Hemp stakeholders react to top Senator’s potential legalization bill
WILMINGTON, NC (WWAY) – Four years after the seed was planted, now the industrial hemp industry could grow to a nationwide business if a top U.S. Senator can plow his proposed bill through congress.
U.S. Senate Majority leader Mitch McConnell wants to see industrial hemp legal across the nation. He plans to introduce legislation to legalize hemp as an agricultural product. Growing hemp without a federal permit has long been banned due to its classification as a controlled substance related to marijuana.
Hemp production and pilot programs around states has been common practice since Sen. McConnell and Congress passed the 2014 Farm Bill granting the programs.
Hemp does not have the full effects as marijuana. Locally, growers and sellers hope to see McConnell’s bill make it to harvest.
“Last time that I saw a number, it was 56,000 different products that hemp could replace as of today,” said Joe Ameri with Hempleton Investment Group which operates The Hemp Farmacy across coastal, southern and southeastern N.C.
From farm to fragrance or harvest to honey, The Hemp Farmacy and it’s partners have seen growth. The state of Kentucky has seen the same success. That’s why Sen. McConnell is moving forward to fully legalize the crop.
“This bill will finally legalize hemp, legalize hemp as an agricultural commodity and remove it from the list of controlled substances,” said McConnell Monday.

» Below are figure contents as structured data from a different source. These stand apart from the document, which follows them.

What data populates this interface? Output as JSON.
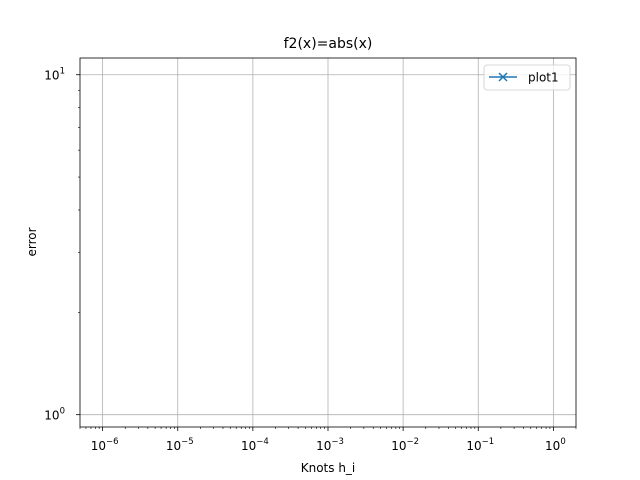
{
  "chart_data": {
    "type": "line",
    "title": "f2(x)=abs(x)",
    "xlabel": "Knots h_i",
    "ylabel": "error",
    "xscale": "log",
    "yscale": "log",
    "xlim": [
      5e-07,
      2
    ],
    "ylim": [
      0.92,
      11.2
    ],
    "grid": true,
    "legend_location": "upper right",
    "x_major_ticks": [
      {
        "value": 1e-06,
        "base": "10",
        "exp": "−6"
      },
      {
        "value": 1e-05,
        "base": "10",
        "exp": "−5"
      },
      {
        "value": 0.0001,
        "base": "10",
        "exp": "−4"
      },
      {
        "value": 0.001,
        "base": "10",
        "exp": "−3"
      },
      {
        "value": 0.01,
        "base": "10",
        "exp": "−2"
      },
      {
        "value": 0.1,
        "base": "10",
        "exp": "−1"
      },
      {
        "value": 1,
        "base": "10",
        "exp": "0"
      }
    ],
    "y_major_ticks": [
      {
        "value": 1,
        "base": "10",
        "exp": "0"
      },
      {
        "value": 10,
        "base": "10",
        "exp": "1"
      }
    ],
    "series": [
      {
        "name": "plot1",
        "color": "#1f77b4",
        "marker": "x",
        "x": [],
        "y": []
      }
    ]
  }
}
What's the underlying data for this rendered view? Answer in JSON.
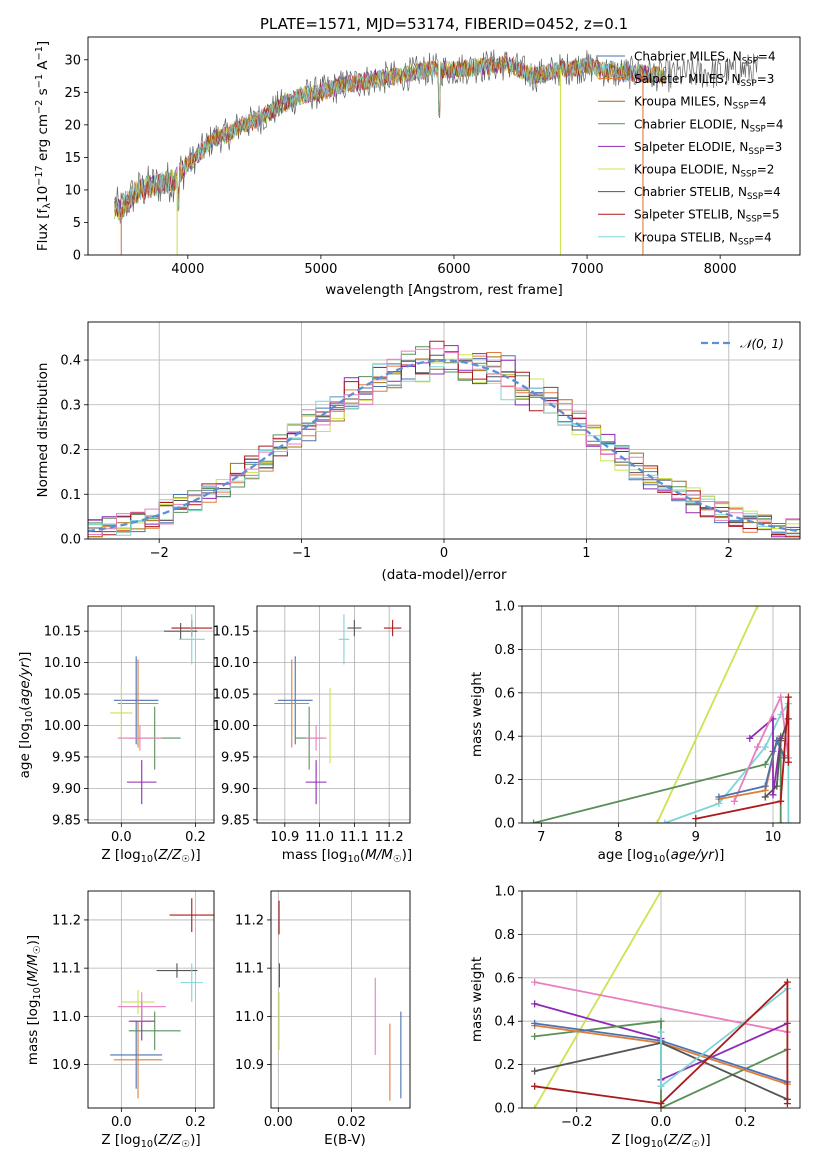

“It’s huge I mean that’s what we want,” said Ameri. “We want this just like I said to be another agricultural product.”
Ameri works with farmers, geneticists, and the retail arena. The crop contains less of the “high” affect compound THC than it’s cousin marijuana. McConnell’s bill has a clear opposition.
“The DEA still says, ‘we don’t like this, it looks like marijuana, it smells like marijuana, tastes like marijuana, to us it’s marijuana’,” said Ameri.
Cannabis of any kind sits as a schedule one drug to the Drug Enforcement Administration.
Ameri is certain taking it off that list would plow the way for a new nationwide industry.
“It frees up the states from having any liability. Right now any state that is doing anything more than hemp federally in the wrong.”